50. In that view of the matter, we have no hesitation to hold that petitioner was eligible to file the application (declaration) as per the scheme under the category of enquiry or investigation or audit whose tax dues stood quantified on or before 30th June, 2019.”

“16. From the above it is evident that all that would be required for being eligible under the above category is a written communication which will mean a written communication of the amount of duty payable including a letter intimating duty demand or duty liability admitted by the person concerned during inquiry, investigation or audit. For eligibility under the scheme, the quantification need not be on completion of investigation by issuing show-cause notice or the amount that may be determined upon adjudication.”

11. In the aforesaid background of the authoritative legal pronouncements made by the Division Benches of this Court, if we consider the case of the petitioner, the petitioner vide communication dated June 19, 2019 has in categorical terms informed the respondents as under :

“As pointed out by your office we have checked invoice wise details and we admit that liability declared by us in ST-3 return is not correct and correct liability for the above period should be Rs.97,54,079/-, for which we are submitting our working.”

The said communication is duly acknowledged by the respondents.

12. If we consider the aforesaid communication in the wake of the provisions of Section 121 of Chapter V, which provides for SVLDRS, 2019, the petitioner’s case, in our opinion, is very much qualified to have the benefit, particularly having regard to the definition of ‘quantified’ under clause (r) thereunder and also Section 123, which provides for tax dues.

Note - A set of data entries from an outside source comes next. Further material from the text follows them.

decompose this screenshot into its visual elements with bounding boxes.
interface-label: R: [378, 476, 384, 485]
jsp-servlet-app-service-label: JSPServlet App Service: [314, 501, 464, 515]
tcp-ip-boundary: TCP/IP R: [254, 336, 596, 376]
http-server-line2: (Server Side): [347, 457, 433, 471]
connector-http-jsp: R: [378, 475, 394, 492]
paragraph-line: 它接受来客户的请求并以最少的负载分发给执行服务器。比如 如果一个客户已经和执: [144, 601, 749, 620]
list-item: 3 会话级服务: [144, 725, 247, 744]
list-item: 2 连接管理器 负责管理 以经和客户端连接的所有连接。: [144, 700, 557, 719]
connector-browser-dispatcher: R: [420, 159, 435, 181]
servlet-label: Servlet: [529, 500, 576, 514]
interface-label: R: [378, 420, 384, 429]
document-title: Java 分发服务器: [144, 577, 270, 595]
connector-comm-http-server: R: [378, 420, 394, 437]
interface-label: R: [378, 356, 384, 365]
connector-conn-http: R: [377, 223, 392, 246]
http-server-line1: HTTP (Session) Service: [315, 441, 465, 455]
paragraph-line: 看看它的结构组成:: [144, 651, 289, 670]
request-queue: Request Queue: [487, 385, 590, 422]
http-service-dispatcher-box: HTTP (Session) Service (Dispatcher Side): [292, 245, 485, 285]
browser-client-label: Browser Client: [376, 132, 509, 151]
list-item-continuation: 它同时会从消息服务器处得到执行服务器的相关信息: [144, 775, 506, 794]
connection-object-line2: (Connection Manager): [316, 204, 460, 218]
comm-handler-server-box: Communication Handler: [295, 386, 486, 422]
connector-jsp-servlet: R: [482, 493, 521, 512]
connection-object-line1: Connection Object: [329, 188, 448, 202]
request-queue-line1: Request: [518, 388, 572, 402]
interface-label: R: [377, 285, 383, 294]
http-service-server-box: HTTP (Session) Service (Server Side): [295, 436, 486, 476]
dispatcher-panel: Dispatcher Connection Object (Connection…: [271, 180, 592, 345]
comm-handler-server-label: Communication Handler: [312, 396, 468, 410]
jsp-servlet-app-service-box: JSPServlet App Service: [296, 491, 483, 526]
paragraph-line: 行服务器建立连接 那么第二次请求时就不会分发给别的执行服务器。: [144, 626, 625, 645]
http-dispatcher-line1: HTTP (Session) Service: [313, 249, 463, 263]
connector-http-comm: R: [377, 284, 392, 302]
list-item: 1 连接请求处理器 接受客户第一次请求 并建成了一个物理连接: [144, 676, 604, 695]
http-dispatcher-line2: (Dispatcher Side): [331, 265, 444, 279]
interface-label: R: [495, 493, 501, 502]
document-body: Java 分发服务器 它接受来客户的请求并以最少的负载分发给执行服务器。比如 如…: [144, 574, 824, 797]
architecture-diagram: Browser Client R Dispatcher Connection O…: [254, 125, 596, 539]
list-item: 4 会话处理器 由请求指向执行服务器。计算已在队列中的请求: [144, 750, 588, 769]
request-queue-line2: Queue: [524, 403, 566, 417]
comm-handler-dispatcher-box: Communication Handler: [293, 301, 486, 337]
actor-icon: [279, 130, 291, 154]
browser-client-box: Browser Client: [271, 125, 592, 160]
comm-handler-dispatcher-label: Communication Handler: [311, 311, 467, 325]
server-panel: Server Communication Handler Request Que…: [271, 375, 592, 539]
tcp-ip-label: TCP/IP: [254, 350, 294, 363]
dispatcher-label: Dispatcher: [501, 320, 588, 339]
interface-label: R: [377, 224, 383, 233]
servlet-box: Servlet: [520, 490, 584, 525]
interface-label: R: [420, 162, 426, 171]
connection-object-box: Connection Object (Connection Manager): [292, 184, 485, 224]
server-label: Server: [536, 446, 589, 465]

13. The petitioner, in our opinion, was eligible to make a declaration under the aforesaid Scheme as on June 19, 2019. The petitioner has admitted the liability to pay the service tax in the communication dated June 19, 2019, which was duly acknowledged by the

14. The impugned communications issued to the petitioner, which are questioned in this petition, are contrary to the very object, which has been clarified by the Government of India, Ministry of Finance, Department of Revenue, Central Board of Indirect Taxes and Customs in its Circular dated August 27, 2019, particularly clause (g), which reads thus :

“(g) Cases under an enquiry, investigation or audit where the duty demand has been quantified on or before the 30th day of June, 2019 are eligible under the Scheme. Section 2(r) defines “quantified” as a written communication of the amount of duty payable under the indirect tax enactment. It is clarified that such written communication will include a letter intimating duty demand; or duty liability admitted by the person during enquiry, investigation or audit; or audit report etc.”

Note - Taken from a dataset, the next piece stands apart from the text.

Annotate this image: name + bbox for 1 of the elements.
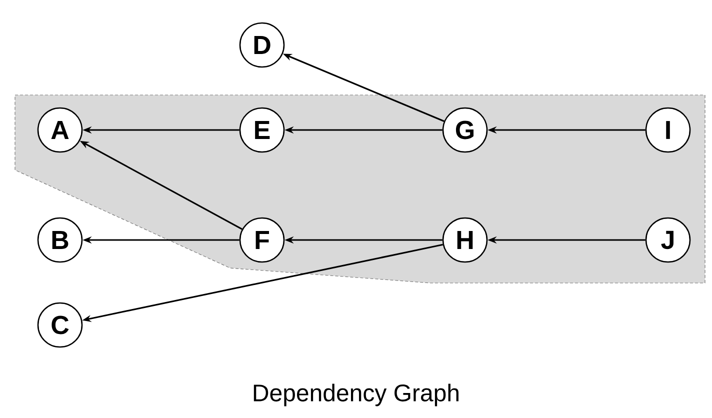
caption: Dependency Graph: [254, 384, 458, 406]
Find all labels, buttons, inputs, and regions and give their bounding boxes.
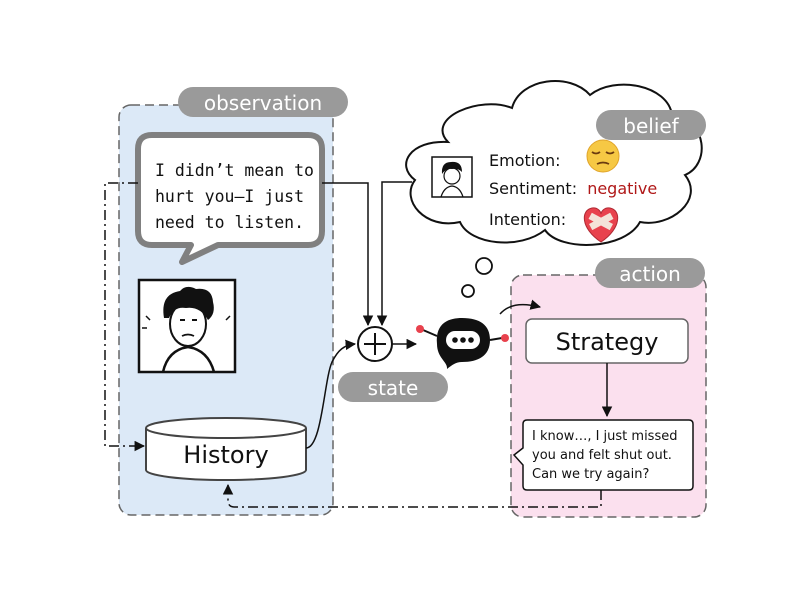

15. In the aforesaid background, we are of the view that the stand taken by the respondents so as to claim that the petitioner was not eligible in terms of Section 123 of the Finance Act, 2019 cannot be accepted in view of the admission of liability already communicated.

16. In the wake of the above findings, we are of the view that the impugned communication dated February 11, 2020 issued to the petitioner, produced at Annexure-7, thereby rejecting the online application of the petitioner and consequently the impugned show cause notice dated June 25, 2020, produced at Annexure-10, are not sustainable and are liable to be quashed and set aside and are accordingly quashed and set aside.

We remand the matter back to the respondent No.2-The Designated Committee of SVLDRS to consider the declaration of the petitioner dated December 05, 2019 in the wake of admission given by the petitioner in his communication dated June 19, 2019 afresh as a valid declaration in terms of the Scheme under the category of ‘investigation, enquiry and audit’ and may proceed to grant the consequential relief to the petitioner.

We direct the respondent No.2 to provide an opportunity of hearing to the petitioner and pass a speaking order.

Let the aforesaid exercise be completed by the respondent No.2 within a period of twelve weeks from the date of production of this judgment and order.

17. Rule There shall be no order as to costs.